The Central Housing and Planning Authority (CH&PA) will spend over $100M on corrective works to core homes built by contractors under the People’s Progressive Party/Civic (PPP/C) Administration, according to Board Chairman Hamilton Green.

And as works on the turn-key homes resume, standards for works are being developed by the CH&PA to guide contractors.

“Bad roofs, leaking roofs, walls that are twisted, paint peeling, septic tanks porous, floors that were doing a special dance, among other things,” was how Green yesterday described some of the defects found.

During questioning at a press conference, Green requested that members of management of the CH&PA attend to deal with the respective issues. However, he was told that no member of management was available.

Veteran engineer and CH&PA Board member Bert Carter explained that of 200 core homes in the Perseverance, East Bank of Demerara New Housing Scheme, 59 were completed but only 45 of those were occupied.

He said that while there have been complaints from nearly all of the homeowners in occupancy, there were 13 homes in particular where serious corrective works have to be undertaken.

Carter pointed out that the problem is not with designs of the homes but with the construction works undertaken to build them.

As a result, he said that he and CH&PA engineers are working on putting together a standards code for works to be done in the future.

“First of all, when you are going to church everyone sings out of the same hymn book and I think one of the problems is these contractors who are given houses to build didn’t have the same hymnal, the same practice and so everybody has a different standard,” he said.

“I want to be very fair to the young engineers. Each contractor will have what he considers to be his standard, so we are trying to write standards. We are trying to get one for the electrical. I’m trying to get one for the plumbing and so on, so that anybody that is doing work on that site will have the same standards to follow,” he added.

Green yesterday reiterated what he had told Stabroek News in an interview about plans for making the housing sector better.

These include that homeowners will be given a chance to interface with the contractors of their turn-key homes and request modifications, as the Board decided to terminate the government’s system of supplying building materials to contractors because of mismanagement.
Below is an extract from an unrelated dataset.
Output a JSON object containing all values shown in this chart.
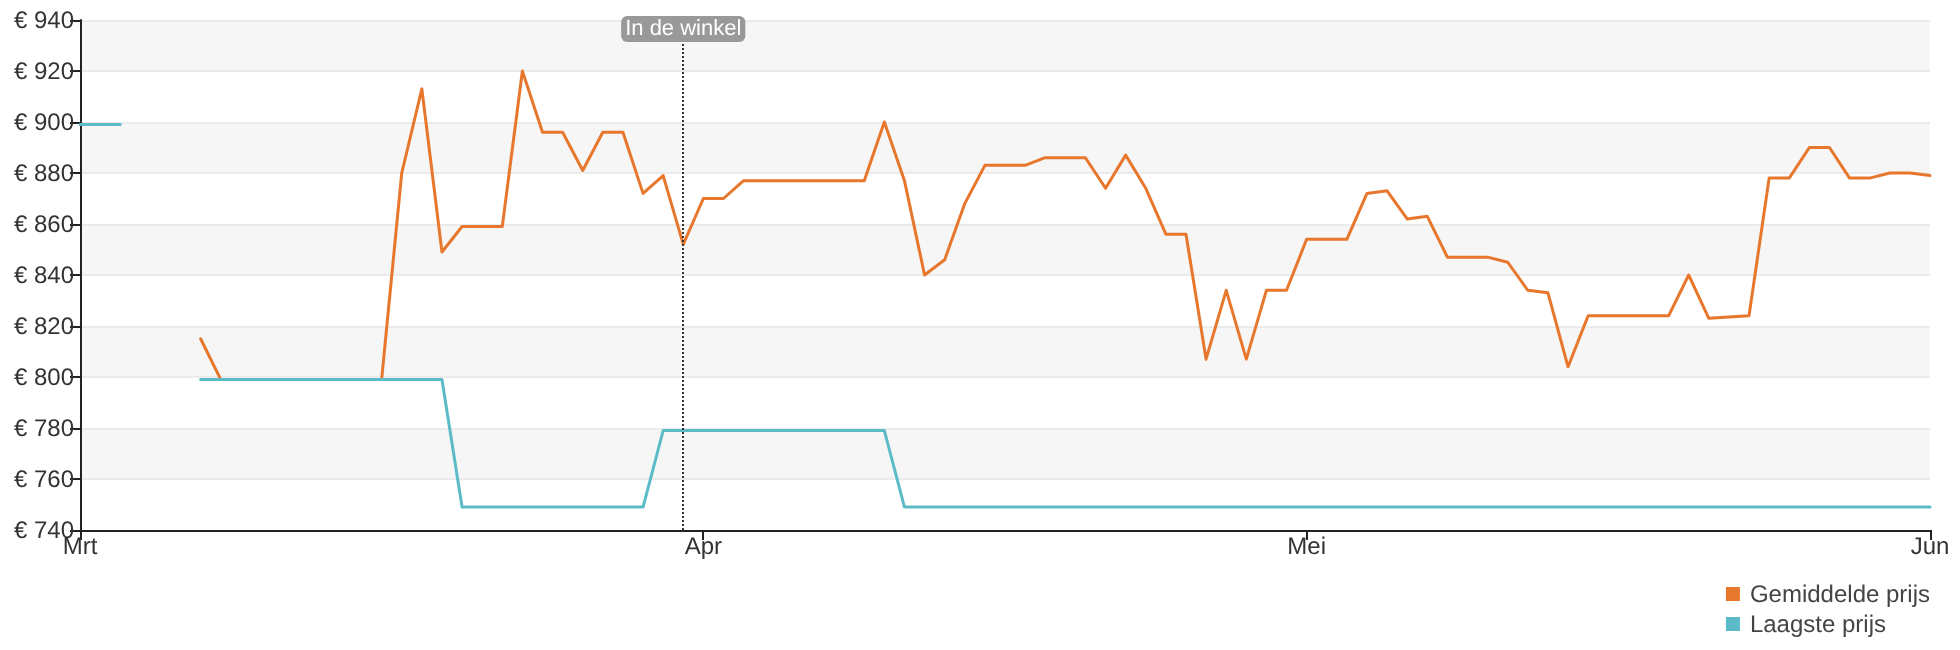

“All in all, we are attempting to retool… We asked the authorities to have dialogue with the groups when work is started, so that once the persons are identified for a particular area, they can meet the contractors,” Green had said.

“When I took over as Chairman, I was very concerned about the low quality of workmanship and materials on many of these so-called turn-key houses. With the other board members, we have proposed a halt so that there will be development of a new plan.

Right now, we will only permit the completion of homes which already [are] halfway or three-quarters’ way complete .We found instances where homes were not occupied because of complaints by the potential homeowners and their families of poor quality work. I am telling you, from walls cracking before completion, floors, doors, everything.

So we put a halt on any expansion to allow us to come up with a new regime, a new modus operandi that should save us from the misuse of funds so that the home owners are the real beneficiaries and not a group of persons with certain connections,” he added.

He said evidence showed that the work was poor and it was not limited to the houses as roads were also of a poor quality, with inferior materials used as the base.